The Fate of Fortune in the Early Middle Ages
Title | The Fate of Fortune in the Early Middle Ages PDF eBook |
Author | Jerold C. Frakes |
Publisher | BRILL |
Total Pages | 206 |
Release | 1988 |
Genre | History |
ISBN | 9789004085442 |
The Fate of Fortune in the Middle Ages
Title | The Fate of Fortune in the Middle Ages PDF eBook |
Author | Jerold C. Frakes |
Publisher | |
Total Pages | 191 |
Release | 1988 |
Genre | Chance |
ISBN |
Fate and Fortune in European Thought, ca. 1400–1650
Title | Fate and Fortune in European Thought, ca. 1400–1650 PDF eBook |
Author | Ovanes Akopyan |
Publisher | BRILL |
Total Pages | 300 |
Release | 2021-04-26 |
Genre | Philosophy |
ISBN | 9004459960 |
This collection of essays presents new insights into what shaped and constituted the Renaissance and early modern views of fate and fortune. It argues that these ideas were emblematic of a more fundamental argument about the self, society, and the universe and shows that their influence was more widespread, both geographically and thematically, than hitherto assumed.

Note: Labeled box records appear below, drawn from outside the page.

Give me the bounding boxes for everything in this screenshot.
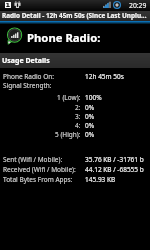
- staticText: 44.12 KB / -68555 b: [85, 165, 144, 174]
- staticText: 100%: [85, 93, 102, 102]
- staticText: 2:: [75, 103, 81, 112]
- staticText: 4:: [75, 121, 81, 130]
- staticText: Phone Radio:: [27, 30, 101, 45]
- staticText: Total Bytes From Apps:: [3, 175, 73, 184]
- staticText: Radio Detail - 12h 45m 50s (Since Last U…: [2, 11, 147, 20]
- other: Phone radio signal: [4, 27, 24, 47]
- staticText: 0%: [85, 130, 95, 139]
- staticText: 0%: [85, 121, 95, 130]
- staticText: 3:: [75, 112, 81, 121]
- staticText: 145.93 KB: [85, 175, 116, 184]
- staticText: 35.76 KB / -31761 b: [85, 155, 144, 164]
- staticText: Usage Details: [2, 56, 50, 66]
- staticText: 12h 45m 50s: [85, 72, 124, 81]
- staticText: Received (Wifi / Mobile):: [3, 165, 76, 174]
- staticText: Sent (Wifi / Mobile):: [3, 155, 63, 164]
- staticText: 5 (High):: [55, 130, 81, 139]
- staticText: 1 (Low):: [57, 93, 81, 102]
- staticText: 0%: [85, 103, 95, 112]
- staticText: 0%: [85, 112, 95, 121]
- staticText: 20:29: [129, 1, 147, 10]
- staticText: Phone Radio On:: [3, 72, 55, 81]
- staticText: Signal Strength:: [3, 81, 52, 90]
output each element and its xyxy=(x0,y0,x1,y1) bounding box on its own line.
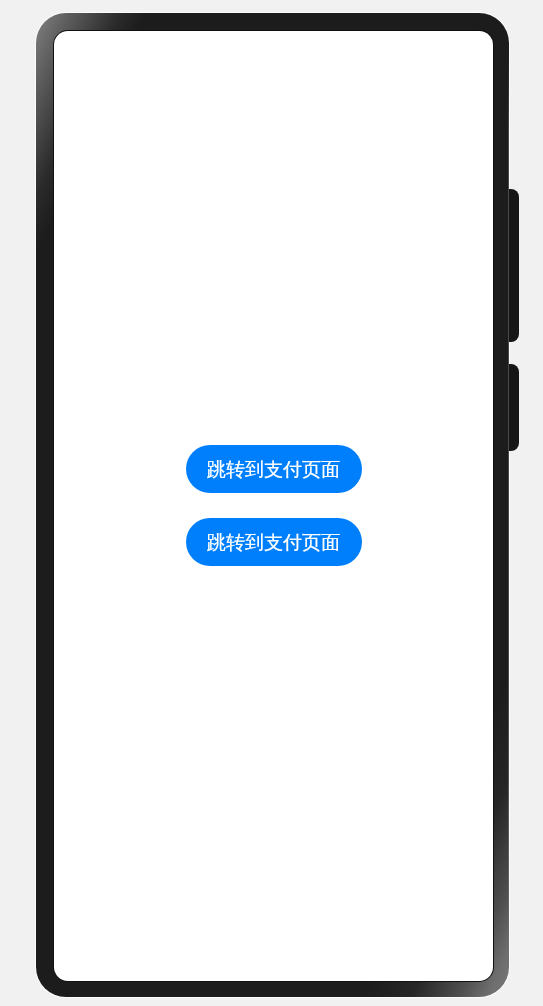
button[interactable]: Power key xyxy=(496,364,519,451)
staticText: 跳转到支付页面 xyxy=(207,531,340,555)
staticText: 跳转到支付页面 xyxy=(207,458,340,482)
button[interactable]: 跳转到支付页面 xyxy=(186,518,362,566)
button[interactable]: Volume keys xyxy=(496,189,519,342)
button[interactable]: 跳转到支付页面 xyxy=(186,445,362,493)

The Fate of Fortune in the
Title | The Fate of Fortune in the PDF eBook |
Author | Jerold C. Frakes |
Publisher | |
Total Pages | 191 |
Release | 1988 |
Genre | |
ISBN | 9789004085442 |
The Queen’s Rival
Title | The Queen’s Rival PDF eBook |
Author | Anne O'Brien |
Publisher | HarperCollins UK |
Total Pages | 544 |
Release | 2020-09-03 |
Genre | Fiction |
ISBN | 0008225516 |
The forgotten story of Cecily Neville, Duchess of York. A strong woman who claimed the throne for her family in a time of war... ‘A compelling story of divided loyalties and family betrayals. Dramatic and highly evocative’ Woman & Home
Fortune's Faces
Title | Fortune's Faces PDF eBook |
Author | Daniel Heller-Roazen |
Publisher | JHU Press |
Total Pages | 223 |
Release | 2004-12-01 |
Genre | Literary Criticism |
ISBN | 0801881552 |
Arguably the single most influential literary work of the European Middle Ages, the Roman de la Rose of Guillaume de Lorris and Jean de Meun has traditionally posed a number of difficulties to modern critics, who have viewed its many interruptions and philosophical discussions as signs of a lack of formal organization and a characteristically medieval predilection for encyclopedic summation. In Fortune's Faces, Daniel Heller-Roazen calls into question these assessments, offering a new and compelling interpretation of the romance as a carefully constructed and far-reaching exploration of the place of fortune, chance, and contingency in literary writing. Situating the Romance of the Rose at the intersection of medieval literature and philosophy, Heller-Roazen shows how the thirteenth-century work invokes and radicalizes two classical and medieval traditions of reflection on language and contingency: that of the Provençal, French, and Italian love poets, who sought to compose their "verses of pure nothing"in a language Dante defined as "without grammar," and that of Aristotle's discussion of "future contingents" as it was received and refined in the logic, physics, theology, and epistemology of Boethius, Abelard, Albert the Great, and Thomas Aquinas.Through a close analysis of the poetic text and a detailed reconstruction of the logical and metaphysical concept of contingency, Fortune's Faces charts the transformations that literary structures (such as subjectivity, autobiography, prosopopoeia, allegory, and self-reference) undergo in a work that defines itself as radically contingent. Considered in its full poetic and philosophical dimensions, the Romance of the Rose thus acquires an altogether new significance in the history of literature: it appears as a work that incessantly explores its own capacity to be other than it is.
Ethics and Eventfulness in Middle English Literature
Title | Ethics and Eventfulness in Middle English Literature PDF eBook |
Author | J. Mitchell |
Publisher | Springer |
Total Pages | 187 |
Release | 2009-04-27 |
Genre | Literary Criticism |
ISBN | 0230620728 |
Medieval writers were fascinated by fortune and misfortune, yet the critical problems raised by such explorations have not been adequately theorized. Allan Mitchell invites us to consider these contingencies in relation to an "ethics of the event." His book examines how Middle English writers including Chaucer, Gower, Lydgate, and Malory treat unpredictable events such as sexual attraction, political disaster, social competition, traumatic accidents, and the textual condition itself - locating in fortune the very potentiality of ethical life. While earlier scholarship has detailed the iconography of Lady Fortune, this book alters and advances the conversation so that we see fortune less as a negative exemplum than as a positive sign of radical phenomena.